What drives THE STRANGER above other revenge thrillers is its A-star cast, add in genre sensation Lorenza Izzo (Knock Knock) under Guillermo Amoedo whose track record as screenwriter for AFTERSHOCK, KNOCK KNOCK and THE GREEN INFERNO is certified enough to place in firmly on the map. While the film has been made in the English language, the film’s tempo and heart is more akin to the likes of HERE COMES THE DEVIL and the early work of one Guillermo Del Toro.

While the central story revolves around the supernatural without referencing it directly, it’s the heart of its characters that make this such a unique feature. Every second of screen time dedicated to Nicolas Duran is a saddened reminder of the consequences of helping others and while Martin may be on a bloodthirsty mission, his downfall is a bittersweet aid to the lonely youth.

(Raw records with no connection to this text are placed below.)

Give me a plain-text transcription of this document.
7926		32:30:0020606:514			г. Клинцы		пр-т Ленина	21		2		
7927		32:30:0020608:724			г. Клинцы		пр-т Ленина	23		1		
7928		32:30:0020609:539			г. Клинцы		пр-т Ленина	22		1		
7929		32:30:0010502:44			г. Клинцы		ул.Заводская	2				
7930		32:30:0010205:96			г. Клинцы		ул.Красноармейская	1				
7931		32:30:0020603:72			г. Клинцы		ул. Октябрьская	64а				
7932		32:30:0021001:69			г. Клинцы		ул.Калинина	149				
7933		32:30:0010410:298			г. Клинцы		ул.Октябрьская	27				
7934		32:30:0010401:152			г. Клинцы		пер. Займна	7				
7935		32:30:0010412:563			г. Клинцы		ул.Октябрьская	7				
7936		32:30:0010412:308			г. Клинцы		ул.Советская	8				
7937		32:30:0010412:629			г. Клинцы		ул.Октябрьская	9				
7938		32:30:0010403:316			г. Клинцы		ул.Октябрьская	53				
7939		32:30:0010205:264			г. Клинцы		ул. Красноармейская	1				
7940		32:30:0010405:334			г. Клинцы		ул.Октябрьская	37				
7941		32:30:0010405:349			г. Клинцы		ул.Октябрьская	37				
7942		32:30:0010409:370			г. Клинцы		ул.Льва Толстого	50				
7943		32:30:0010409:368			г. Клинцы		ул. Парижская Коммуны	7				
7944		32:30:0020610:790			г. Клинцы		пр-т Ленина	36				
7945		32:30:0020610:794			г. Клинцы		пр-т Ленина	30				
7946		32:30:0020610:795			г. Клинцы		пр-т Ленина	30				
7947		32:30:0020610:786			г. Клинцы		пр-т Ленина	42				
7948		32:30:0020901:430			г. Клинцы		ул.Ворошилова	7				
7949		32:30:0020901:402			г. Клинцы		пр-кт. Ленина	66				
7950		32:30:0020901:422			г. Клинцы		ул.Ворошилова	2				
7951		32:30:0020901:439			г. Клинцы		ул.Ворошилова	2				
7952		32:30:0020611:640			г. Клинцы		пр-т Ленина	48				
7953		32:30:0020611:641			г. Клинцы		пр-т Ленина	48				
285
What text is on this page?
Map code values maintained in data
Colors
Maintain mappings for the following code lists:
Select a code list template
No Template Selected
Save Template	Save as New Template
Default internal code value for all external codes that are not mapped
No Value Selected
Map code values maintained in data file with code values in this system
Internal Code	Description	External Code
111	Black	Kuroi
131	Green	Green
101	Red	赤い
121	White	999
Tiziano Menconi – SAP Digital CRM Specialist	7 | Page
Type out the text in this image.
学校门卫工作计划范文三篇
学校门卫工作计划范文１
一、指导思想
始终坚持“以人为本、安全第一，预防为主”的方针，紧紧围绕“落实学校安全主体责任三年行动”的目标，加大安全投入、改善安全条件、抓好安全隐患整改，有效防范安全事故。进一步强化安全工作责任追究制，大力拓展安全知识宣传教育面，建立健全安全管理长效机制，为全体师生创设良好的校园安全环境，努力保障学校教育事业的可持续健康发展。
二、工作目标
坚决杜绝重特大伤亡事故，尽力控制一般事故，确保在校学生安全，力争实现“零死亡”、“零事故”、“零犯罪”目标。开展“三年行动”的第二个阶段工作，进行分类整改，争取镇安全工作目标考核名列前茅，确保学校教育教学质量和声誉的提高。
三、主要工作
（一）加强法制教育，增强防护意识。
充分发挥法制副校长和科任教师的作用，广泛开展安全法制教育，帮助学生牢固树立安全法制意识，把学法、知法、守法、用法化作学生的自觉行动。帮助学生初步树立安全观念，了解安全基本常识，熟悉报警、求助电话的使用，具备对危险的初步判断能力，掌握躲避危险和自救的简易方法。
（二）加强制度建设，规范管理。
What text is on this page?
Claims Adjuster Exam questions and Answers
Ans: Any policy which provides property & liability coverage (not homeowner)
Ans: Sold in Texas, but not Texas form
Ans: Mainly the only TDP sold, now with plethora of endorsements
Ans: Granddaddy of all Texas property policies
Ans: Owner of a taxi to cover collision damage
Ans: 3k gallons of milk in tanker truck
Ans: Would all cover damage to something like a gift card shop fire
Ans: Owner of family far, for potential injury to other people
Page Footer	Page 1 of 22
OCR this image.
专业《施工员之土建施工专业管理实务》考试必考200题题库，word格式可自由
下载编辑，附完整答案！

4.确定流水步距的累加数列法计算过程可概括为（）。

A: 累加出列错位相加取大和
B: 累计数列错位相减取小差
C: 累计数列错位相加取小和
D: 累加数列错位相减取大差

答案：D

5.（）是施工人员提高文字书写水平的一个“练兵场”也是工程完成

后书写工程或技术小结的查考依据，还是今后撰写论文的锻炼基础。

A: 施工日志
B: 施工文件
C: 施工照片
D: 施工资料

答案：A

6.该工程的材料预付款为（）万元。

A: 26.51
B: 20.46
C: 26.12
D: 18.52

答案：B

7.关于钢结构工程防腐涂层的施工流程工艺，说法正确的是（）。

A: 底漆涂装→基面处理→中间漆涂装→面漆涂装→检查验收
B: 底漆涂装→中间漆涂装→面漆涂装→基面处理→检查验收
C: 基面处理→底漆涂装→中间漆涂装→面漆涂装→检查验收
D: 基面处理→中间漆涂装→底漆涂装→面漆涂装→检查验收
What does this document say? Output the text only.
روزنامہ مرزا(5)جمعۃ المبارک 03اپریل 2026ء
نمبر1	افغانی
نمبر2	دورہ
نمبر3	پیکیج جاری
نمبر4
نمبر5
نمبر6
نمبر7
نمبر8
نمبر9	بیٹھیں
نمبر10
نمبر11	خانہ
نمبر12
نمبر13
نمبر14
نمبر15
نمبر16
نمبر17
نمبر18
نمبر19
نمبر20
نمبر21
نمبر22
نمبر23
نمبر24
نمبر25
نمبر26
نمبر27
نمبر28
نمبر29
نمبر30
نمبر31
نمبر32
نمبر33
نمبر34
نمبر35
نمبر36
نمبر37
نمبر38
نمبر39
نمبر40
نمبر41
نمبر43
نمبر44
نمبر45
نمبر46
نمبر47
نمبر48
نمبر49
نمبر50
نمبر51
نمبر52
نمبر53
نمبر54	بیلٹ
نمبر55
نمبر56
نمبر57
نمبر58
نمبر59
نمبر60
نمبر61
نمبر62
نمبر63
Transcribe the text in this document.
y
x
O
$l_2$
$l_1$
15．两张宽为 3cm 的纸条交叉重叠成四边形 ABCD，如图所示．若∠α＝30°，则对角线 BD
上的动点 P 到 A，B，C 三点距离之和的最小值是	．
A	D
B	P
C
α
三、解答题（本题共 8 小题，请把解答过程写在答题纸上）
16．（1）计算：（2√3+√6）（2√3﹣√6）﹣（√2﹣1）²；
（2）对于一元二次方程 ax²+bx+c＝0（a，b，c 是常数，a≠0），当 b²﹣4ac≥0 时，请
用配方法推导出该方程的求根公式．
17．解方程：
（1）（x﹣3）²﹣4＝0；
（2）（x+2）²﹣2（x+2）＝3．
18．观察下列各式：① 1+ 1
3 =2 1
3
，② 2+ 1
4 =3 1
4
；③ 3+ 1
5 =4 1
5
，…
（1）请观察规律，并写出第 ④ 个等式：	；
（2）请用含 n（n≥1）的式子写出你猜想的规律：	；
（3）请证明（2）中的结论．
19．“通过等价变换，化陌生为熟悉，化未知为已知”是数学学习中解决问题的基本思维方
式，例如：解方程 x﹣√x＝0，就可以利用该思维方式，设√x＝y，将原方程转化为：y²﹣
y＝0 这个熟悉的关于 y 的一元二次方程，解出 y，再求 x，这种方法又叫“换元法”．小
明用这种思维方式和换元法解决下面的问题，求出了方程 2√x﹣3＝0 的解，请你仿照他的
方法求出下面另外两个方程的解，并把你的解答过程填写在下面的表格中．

There’s is plenty to be said for the bloodlust and brutality of this film and while there’s plenty to sink your teeth in, it is never distracting from the central focus of the film and it makes some of the more heart wrenching moments even more powerful.

THE STRANGER restores faith in independent cinema proving that the underdog can still rival the big budget and large press coverage of the cinema big boys. Brutal, raw and savagely heartbreaking, THE STRANGER is a must see!